About a month ago, I vaguely recall a discussion on Twitter – if memory serves me, @rickasaurus was involved – around sharing articles. This inspired me to try something. Every morning, I start my day with an espresso first, followed by reading blog posts for half an hour or so. While I get a lot from these quick reading sessions, I rarely go back to the material afterwards, and thought it would be interesting to keep track of a few, and revisit them at the end of the month. I also decided I would primarily focus on slightly out-of-topic areas, that is, pieces with ideas loosely connected to my daily work, but which I found inspiring or stimulating.
Long story short – here is a collection of links I found interesting this month, with minimal commentary on why I found them interesting. I also tried to mention the source when I remembered it; I am always curious to hear how people come across information, I figured others might be interested in my sources.
Lovers and liars: How many sex partners have you really had?
Since my days studying decision analysis, I have been interested by the topic of heuristics and biases, that is, what strategies we use to process information and form decisions – and how far we are from “rational agents”. There is a lot of food for thought in this experiment; one bit I found intriguing was the suggestion that gender had an influence on what strategy is used to produce an estimate, I wish there was more about that.
The best and worst times to have your case reviewed by a judge
Decision making again. I love a well-designed experiment – in this case, the whole story is there, in just one simple chart. Also a reminder that taking regular snacks during your workday is important.
What is the most efficient algorithm to check if a number is a Fibonacci Number? [via @hammett]
Because every functional programmer loves a Fibonacci sequence :)
Captivating Geometric GIFs by Florian de Looijby [via @ptrelford]
Beautiful – I need to look into how one creates gifs programmatically!
Data science done well looks easy - and that is a big problem for data scientists [via @tggleeson]
An interesting discussion on a topic that has been in the back of my mind for a bit: the discourse around data science / machine learning tends to emphasize fancy techniques and algorithm, and not the data work, even though it is an essential part of the job.

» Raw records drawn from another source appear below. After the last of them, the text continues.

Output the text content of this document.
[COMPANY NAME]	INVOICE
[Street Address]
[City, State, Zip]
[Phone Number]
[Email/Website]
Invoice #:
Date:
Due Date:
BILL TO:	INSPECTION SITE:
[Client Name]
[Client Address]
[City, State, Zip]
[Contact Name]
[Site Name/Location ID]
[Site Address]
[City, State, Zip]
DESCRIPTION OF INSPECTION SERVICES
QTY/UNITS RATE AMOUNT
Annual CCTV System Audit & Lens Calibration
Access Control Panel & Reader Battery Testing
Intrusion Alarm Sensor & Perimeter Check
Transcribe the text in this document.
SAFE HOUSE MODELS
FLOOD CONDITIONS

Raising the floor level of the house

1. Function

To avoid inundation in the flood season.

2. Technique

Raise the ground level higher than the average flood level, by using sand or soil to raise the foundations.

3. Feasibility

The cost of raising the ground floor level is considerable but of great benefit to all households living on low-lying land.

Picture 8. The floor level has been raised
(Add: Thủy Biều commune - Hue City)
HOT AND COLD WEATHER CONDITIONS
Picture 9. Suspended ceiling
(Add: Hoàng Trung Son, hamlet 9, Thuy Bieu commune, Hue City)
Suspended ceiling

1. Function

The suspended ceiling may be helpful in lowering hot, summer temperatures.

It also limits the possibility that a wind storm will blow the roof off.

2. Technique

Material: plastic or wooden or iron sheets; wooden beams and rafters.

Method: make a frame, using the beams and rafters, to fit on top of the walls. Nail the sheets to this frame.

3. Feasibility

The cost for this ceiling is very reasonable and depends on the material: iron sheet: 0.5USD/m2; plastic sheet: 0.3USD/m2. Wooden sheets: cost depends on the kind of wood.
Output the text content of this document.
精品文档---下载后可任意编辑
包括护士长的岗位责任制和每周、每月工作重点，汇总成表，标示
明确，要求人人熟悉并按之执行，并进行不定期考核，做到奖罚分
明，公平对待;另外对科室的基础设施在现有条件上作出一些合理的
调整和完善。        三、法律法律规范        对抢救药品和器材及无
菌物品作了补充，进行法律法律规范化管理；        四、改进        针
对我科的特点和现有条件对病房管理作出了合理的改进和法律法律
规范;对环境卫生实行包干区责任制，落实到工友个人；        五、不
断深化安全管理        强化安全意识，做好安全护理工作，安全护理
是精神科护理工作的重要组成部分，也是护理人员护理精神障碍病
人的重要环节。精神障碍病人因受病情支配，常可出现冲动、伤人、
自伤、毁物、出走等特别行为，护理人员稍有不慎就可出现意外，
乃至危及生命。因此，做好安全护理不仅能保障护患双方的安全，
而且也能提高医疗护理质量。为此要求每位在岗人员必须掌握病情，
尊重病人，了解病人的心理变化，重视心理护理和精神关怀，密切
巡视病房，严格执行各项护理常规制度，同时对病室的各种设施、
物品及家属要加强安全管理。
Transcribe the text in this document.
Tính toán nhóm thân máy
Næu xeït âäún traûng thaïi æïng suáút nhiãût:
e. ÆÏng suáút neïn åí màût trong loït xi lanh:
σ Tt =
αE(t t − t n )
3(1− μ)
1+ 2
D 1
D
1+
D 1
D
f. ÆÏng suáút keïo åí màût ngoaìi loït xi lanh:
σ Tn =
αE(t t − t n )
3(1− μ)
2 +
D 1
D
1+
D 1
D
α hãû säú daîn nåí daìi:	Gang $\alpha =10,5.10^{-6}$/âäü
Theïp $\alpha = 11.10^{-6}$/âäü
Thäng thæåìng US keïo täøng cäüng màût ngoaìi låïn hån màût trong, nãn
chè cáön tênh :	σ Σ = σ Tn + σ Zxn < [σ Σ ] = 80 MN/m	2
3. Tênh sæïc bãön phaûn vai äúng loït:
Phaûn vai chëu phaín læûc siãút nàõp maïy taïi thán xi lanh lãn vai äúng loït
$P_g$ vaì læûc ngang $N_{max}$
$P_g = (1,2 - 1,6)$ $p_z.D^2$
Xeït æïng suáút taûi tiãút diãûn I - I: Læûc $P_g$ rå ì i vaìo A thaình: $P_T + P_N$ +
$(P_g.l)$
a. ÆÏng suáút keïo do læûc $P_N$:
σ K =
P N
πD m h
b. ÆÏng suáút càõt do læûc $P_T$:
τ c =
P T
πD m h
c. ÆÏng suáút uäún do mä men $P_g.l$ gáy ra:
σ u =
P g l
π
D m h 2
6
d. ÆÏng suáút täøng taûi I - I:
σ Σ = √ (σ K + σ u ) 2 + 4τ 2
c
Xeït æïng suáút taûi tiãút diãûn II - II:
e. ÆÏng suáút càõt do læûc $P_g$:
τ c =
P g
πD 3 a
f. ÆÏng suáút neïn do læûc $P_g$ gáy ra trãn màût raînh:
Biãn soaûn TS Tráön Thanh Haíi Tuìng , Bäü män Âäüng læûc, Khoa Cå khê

Donut math: how donut.c works [via @flangy]
No comment – pure awesome.
Are we kidding ourselves on competition?
A provocative and intriguing argument: rational investors should diversify, and as a result, firms that act in the best interest of their shareholders have an incentive to avoid competition and collude.
Hacking an epic NHL goal celebration with a hue light show and real-time machine learning [via @rasbt]
Love it – a gross misuse of brain and computer power, and a very interesting machine learning project.
Parasitic populations solve algorithm problems in half the time
I have a long-standing fascination for optimization techniques that mimic the behavior of populations, mixed together with randomness (ant colonies, bee colonies, swarms…). The idea to introduce a parasite in the system to preserve diversity (and avoid concentrating all the resources on one single search region, I presume) sounds really interesting, I just wish the full article was available – the link merely hints at the idea.
That’s it for April – I’ll keep doing this for myself anyways, if anybody is interested, I’ll be happy to post these once a month.